The Sechsling, also Sößling, Søsling (Dan./Norw.) or Sechser, was the name of a type of coin with a value of six Pfennigs, representing half a Groschen or half Schilling depending on the monetary system.

The Sechsling was first minted in 1388 by the city of Lübeck. With the treaty (Rezess) of 1392, the Sechsling became part of the monetary system within the Wendish Coinage Union and was thus a so-called 'Union coin' (Vereinsmünze). In addition to Lübeck, it was therefore issued by Hamburg, Lüneburg and Wismar. Other cities followed.

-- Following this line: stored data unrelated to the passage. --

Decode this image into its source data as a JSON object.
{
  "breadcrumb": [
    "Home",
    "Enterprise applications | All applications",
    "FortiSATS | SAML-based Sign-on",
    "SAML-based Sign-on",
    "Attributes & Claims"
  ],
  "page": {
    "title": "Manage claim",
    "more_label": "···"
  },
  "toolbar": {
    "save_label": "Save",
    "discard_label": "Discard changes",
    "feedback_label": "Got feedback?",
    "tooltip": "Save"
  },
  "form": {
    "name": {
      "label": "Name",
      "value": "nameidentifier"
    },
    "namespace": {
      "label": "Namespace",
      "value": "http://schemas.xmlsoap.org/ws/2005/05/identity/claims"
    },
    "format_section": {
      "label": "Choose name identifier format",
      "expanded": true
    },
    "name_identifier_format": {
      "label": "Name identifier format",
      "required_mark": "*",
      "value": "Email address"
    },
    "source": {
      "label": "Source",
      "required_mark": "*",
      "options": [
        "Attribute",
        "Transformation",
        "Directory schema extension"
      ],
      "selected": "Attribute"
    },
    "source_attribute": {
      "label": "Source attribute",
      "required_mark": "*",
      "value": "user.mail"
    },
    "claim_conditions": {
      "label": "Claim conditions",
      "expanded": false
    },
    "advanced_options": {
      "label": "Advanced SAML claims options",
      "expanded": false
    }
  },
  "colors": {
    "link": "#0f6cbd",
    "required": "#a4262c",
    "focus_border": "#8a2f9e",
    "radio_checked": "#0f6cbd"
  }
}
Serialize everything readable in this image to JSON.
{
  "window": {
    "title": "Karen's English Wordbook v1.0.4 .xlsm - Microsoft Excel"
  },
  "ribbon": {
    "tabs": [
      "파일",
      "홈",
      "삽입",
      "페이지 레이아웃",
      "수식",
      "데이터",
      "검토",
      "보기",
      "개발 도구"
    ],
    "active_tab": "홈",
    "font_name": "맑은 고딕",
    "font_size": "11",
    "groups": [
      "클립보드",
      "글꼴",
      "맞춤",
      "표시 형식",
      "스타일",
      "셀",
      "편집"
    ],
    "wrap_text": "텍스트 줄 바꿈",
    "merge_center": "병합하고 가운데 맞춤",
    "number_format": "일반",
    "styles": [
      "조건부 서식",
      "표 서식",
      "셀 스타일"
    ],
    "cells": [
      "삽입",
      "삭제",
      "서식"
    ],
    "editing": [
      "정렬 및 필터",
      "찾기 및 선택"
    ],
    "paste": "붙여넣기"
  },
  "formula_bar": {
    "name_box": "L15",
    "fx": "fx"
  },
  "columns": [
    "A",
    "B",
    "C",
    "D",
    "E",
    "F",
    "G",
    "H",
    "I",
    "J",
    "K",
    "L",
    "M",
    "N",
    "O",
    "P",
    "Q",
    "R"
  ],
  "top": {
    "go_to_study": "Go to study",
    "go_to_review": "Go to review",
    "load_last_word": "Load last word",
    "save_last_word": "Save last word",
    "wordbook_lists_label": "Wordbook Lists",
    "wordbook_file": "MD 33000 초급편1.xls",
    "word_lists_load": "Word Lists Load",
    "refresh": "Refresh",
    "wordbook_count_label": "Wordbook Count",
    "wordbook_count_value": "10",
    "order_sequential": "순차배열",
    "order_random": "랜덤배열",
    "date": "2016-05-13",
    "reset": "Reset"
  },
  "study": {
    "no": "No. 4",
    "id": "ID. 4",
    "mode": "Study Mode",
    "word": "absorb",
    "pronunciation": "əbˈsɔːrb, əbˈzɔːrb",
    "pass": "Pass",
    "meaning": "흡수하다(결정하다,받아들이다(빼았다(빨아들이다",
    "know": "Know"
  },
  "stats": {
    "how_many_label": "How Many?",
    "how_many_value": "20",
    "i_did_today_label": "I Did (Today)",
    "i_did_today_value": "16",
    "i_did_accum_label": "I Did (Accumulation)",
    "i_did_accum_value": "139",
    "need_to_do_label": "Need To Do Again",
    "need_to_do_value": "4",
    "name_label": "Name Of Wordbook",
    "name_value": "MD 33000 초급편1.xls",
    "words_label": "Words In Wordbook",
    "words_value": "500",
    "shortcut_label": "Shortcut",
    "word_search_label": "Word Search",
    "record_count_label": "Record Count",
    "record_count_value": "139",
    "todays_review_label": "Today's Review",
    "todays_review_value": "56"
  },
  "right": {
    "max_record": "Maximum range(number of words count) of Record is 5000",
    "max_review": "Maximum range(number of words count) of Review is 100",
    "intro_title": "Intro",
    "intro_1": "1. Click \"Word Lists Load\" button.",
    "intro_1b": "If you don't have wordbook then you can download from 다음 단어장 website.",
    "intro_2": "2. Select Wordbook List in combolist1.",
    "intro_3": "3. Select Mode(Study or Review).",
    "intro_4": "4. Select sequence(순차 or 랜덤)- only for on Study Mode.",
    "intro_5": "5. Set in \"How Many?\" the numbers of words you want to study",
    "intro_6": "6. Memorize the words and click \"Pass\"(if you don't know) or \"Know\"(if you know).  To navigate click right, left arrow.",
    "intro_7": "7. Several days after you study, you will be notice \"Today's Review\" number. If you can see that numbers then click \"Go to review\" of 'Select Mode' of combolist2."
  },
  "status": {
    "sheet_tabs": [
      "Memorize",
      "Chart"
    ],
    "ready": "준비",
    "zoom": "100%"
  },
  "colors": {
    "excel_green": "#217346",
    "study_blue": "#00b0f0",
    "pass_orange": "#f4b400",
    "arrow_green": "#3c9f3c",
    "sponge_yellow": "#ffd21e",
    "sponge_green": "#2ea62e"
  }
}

The Sechsling was minted until the dissolution of the Wendish Coinage Union after the middle of the 16th century. In the following imperial minting ordinance (Reichsmünzordnung), which was based on the Thaler, it was worth 1/60 Thaler. Hamburg minted the last Sechslings in 1855 from a billon alloy.

Deriving from the Prussian silver groschen (1/30 Thaler), after the introduction of the imperial Mark in 1871, the equivalent 10 Pfennig coin was popularly referred to in Germany as a Groschen. In the Berlin dialect, the term Sechser for half a Groschen was simply transferred to the 5 Pfennig coin; this designation is still occasionally heard in relation to the 5 euro cent coin. Colloquially, some bridges in Berlin are still called Sechser bridges (Sechserbrücke) because the toll for pedestrians was once 6 Pfennigs or 1/2 groschen.